Улица Красных Зорь - Фридрих Горенштейн
Шрифт:
Интервал:
Закладка:
Ночь Юрий Дмитриевич проспал беспокойно, он часто вскакивал, садился на постели, у Юрия Дмитриевича разболелся живот, и Нина готовила грелки, кипятила чай, чистила лимоны. Заснули они лишь под утро, но ненадолго, так как часов в десять раздался стук в дверь. Вошли участковый с целлулоидной планшеткой, управдом в парусиновой куртке, врач и два санитара. Участковый и врач отозвали Нину в сторону и начали ее в чем-то убеждать. Нина сердито потряхивала головой и говорила:
– Вы не имеете права… Я буду жаловаться…
В дверь заглянула Лиза с Дашуткой на руках.
– Если их не уберут, – крикнула Лиза, – я буду писать в Верховный Совет… Я уборщица, я трудящийся человек… Он мне ребенка покалечил… И всю ночь бегают, шумят…
– Вас не спрашивают, – крикнула Нина, – вы врете всё, никто не калечил вашего ребенка… Вы мерзавка…

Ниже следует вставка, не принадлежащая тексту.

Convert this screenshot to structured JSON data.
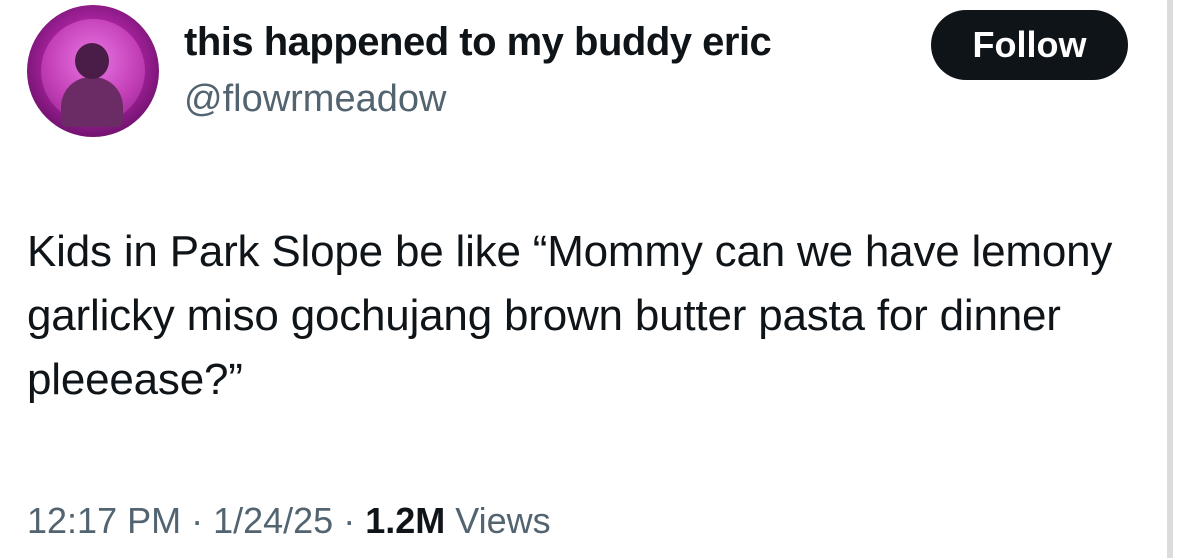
{
  "author": {
    "display_name": "this happened to my buddy eric",
    "handle": "@flowrmeadow",
    "avatar_icon": "profile-avatar"
  },
  "actions": {
    "follow_label": "Follow"
  },
  "tweet": {
    "text": "Kids in Park Slope be like “Mommy can we have lemony garlicky miso gochujang brown butter pasta for dinner pleeease?”"
  },
  "meta": {
    "time": "12:17 PM",
    "separator1": " · ",
    "date": "1/24/25",
    "separator2": " · ",
    "views_count": "1.2M",
    "views_label": " Views"
  },
  "colors": {
    "text": "#0f1419",
    "secondary": "#536471",
    "button_bg": "#0f1419",
    "button_text": "#ffffff"
  }
}
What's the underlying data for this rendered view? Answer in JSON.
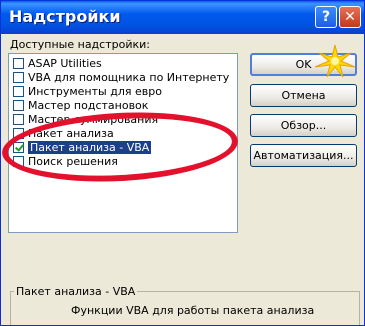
{
  "window": {
    "title": "Надстройки",
    "help_label": "?",
    "close_label": "✕"
  },
  "addins_label": "Доступные надстройки:",
  "addins": [
    {
      "label": "ASAP Utilities",
      "checked": false
    },
    {
      "label": "VBA для помощника по Интернету",
      "checked": false
    },
    {
      "label": "Инструменты для евро",
      "checked": false
    },
    {
      "label": "Мастер подстановок",
      "checked": false
    },
    {
      "label": "Мастер суммирования",
      "checked": false
    },
    {
      "label": "Пакет анализа",
      "checked": false
    },
    {
      "label": "Пакет анализа - VBA",
      "checked": true,
      "selected": true
    },
    {
      "label": "Поиск решения",
      "checked": false
    }
  ],
  "buttons": {
    "ok": "OK",
    "cancel": "Отмена",
    "browse": "Обзор...",
    "automation": "Автоматизация..."
  },
  "details": {
    "title": "Пакет анализа - VBA",
    "description": "Функции VBA для работы пакета анализа"
  },
  "colors": {
    "title_bar": "#0055e5",
    "selection": "#1c3f8a",
    "highlight_oval": "#e3112c",
    "dialog_bg": "#ece9d8"
  }
}
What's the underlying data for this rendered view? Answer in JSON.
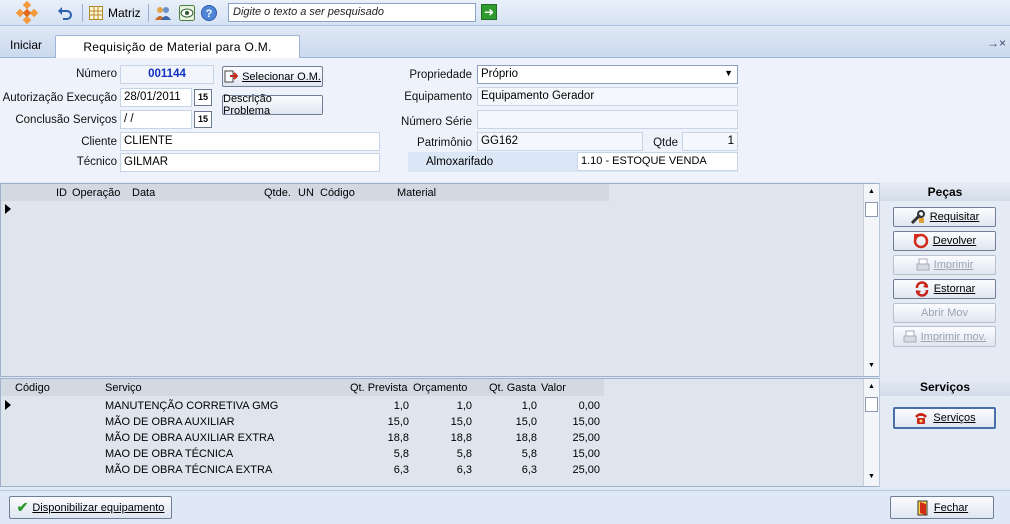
{
  "toolbar": {
    "matriz_label": "Matriz",
    "search_placeholder": "Digite o texto a ser pesquisado"
  },
  "tabs": {
    "iniciar": "Iniciar",
    "active": "Requisição de Material para O.M.",
    "pin_close": "→×"
  },
  "form": {
    "numero_label": "Número",
    "numero_value": "001144",
    "autorizacao_label": "Autorização Execução",
    "autorizacao_value": "28/01/2011",
    "conclusao_label": "Conclusão Serviços",
    "conclusao_value": " / /",
    "cliente_label": "Cliente",
    "cliente_value": "CLIENTE",
    "tecnico_label": "Técnico",
    "tecnico_value": "GILMAR",
    "selecionar_label": "Selecionar O.M.",
    "descricao_label": "Descrição Problema",
    "propriedade_label": "Propriedade",
    "propriedade_value": "Próprio",
    "equipamento_label": "Equipamento",
    "equipamento_value": "Equipamento Gerador",
    "numero_serie_label": "Número Série",
    "numero_serie_value": "",
    "patrimonio_label": "Patrimônio",
    "patrimonio_value": "GG162",
    "qtde_label": "Qtde",
    "qtde_value": "1",
    "almoxarifado_label": "Almoxarifado",
    "almoxarifado_value": "1.10 - ESTOQUE VENDA",
    "calendar_glyph": "15"
  },
  "pecas_grid": {
    "headers": [
      "ID",
      "Operação",
      "Data",
      "Qtde.",
      "UN",
      "Código",
      "Material"
    ]
  },
  "pecas_panel": {
    "title": "Peças",
    "requisitar": "Requisitar",
    "devolver": "Devolver",
    "imprimir": "Imprimir",
    "estornar": "Estornar",
    "abrir_mov": "Abrir Mov",
    "imprimir_mov": "Imprimir mov."
  },
  "servicos_grid": {
    "headers": [
      "Código",
      "Serviço",
      "Qt. Prevista",
      "Orçamento",
      "Qt. Gasta",
      "Valor"
    ],
    "rows": [
      {
        "codigo": "",
        "servico": "MANUTENÇÃO CORRETIVA GMG",
        "prevista": "1,0",
        "orcamento": "1,0",
        "gasta": "1,0",
        "valor": "0,00"
      },
      {
        "codigo": "",
        "servico": "MÃO DE OBRA AUXILIAR",
        "prevista": "15,0",
        "orcamento": "15,0",
        "gasta": "15,0",
        "valor": "15,00"
      },
      {
        "codigo": "",
        "servico": "MÃO DE OBRA AUXILIAR EXTRA",
        "prevista": "18,8",
        "orcamento": "18,8",
        "gasta": "18,8",
        "valor": "25,00"
      },
      {
        "codigo": "",
        "servico": "MAO DE OBRA TÉCNICA",
        "prevista": "5,8",
        "orcamento": "5,8",
        "gasta": "5,8",
        "valor": "15,00"
      },
      {
        "codigo": "",
        "servico": "MÃO DE OBRA TÉCNICA EXTRA",
        "prevista": "6,3",
        "orcamento": "6,3",
        "gasta": "6,3",
        "valor": "25,00"
      }
    ]
  },
  "servicos_panel": {
    "title": "Serviços",
    "servicos_button": "Serviços"
  },
  "footer": {
    "disponibilizar": "Disponibilizar equipamento",
    "fechar": "Fechar"
  }
}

– Нина, – сказал Юрий Дмитриевич, морщась, – зачем… Всё идет как надо… Когда Иисуса пришли забирать, Петр отсек ухо у раба… А раба звали Малх… Это ведь так нелепо… То есть не то нелепо, что раба звали Малх… Я путаюсь…
– Зачем мы переехали в эту берлогу, – всхлипнув, сказала Нина. – Мы уедем… Я созвонюсь… Это всё Бух…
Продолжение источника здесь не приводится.